Q.: Was there enough to eat at the time? Was there enough to eat that time?
A.: This was already 1934 or 1935.
Q.: During all of that time that you were traveling around, did you see a lot of people who were dying from hunger?
A.: I personally did not see this, because my mother was keeping me away from these horrific things. However, when my Uncle John took to Mosi?vka, to the Kryvyi Rih area, my mother told me hundreds of times, that he had brought me completely swollen and that my eyes had started to rot for some reason. And that's all I know. Of course, I forgot this one. About two months later, after Uncle John took me to Kryvyi Rih, my grandfather Andrew died of hunger there. This was at the height of the famine.
Q.: Were there any other members of your family that had also died of hunger?

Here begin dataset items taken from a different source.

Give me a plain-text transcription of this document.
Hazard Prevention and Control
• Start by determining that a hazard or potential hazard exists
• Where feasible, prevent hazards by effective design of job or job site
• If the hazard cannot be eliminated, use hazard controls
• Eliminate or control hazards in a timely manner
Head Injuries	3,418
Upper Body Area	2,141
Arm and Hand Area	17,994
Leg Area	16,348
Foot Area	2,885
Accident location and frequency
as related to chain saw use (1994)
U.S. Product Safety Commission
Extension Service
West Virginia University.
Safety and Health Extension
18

A.: Father's parents died, but they died in Archangel. A year earlier, Gregory had died, but they said that he had died of scurvy. As for more distant relatives, the Kozaks, the Havryshes, more of them had died. Among the families of my father's aunts and uncles, those who were living in the village of Bovbasivka, yes, indeed, many adults and children had died. Now, I'll tell you how my grandfather Andrew died. He died, of course, of hunger. There was no one at the funeral except his son Ivan. He got a horse and buggy from the township somehow and took the body to the local cemetery in the small town of Semenivka. There were no pieces of lumber even to make a coffin. So he wrapped him into something like a comforter. Then he dug a grave for his father and buried him all by himself.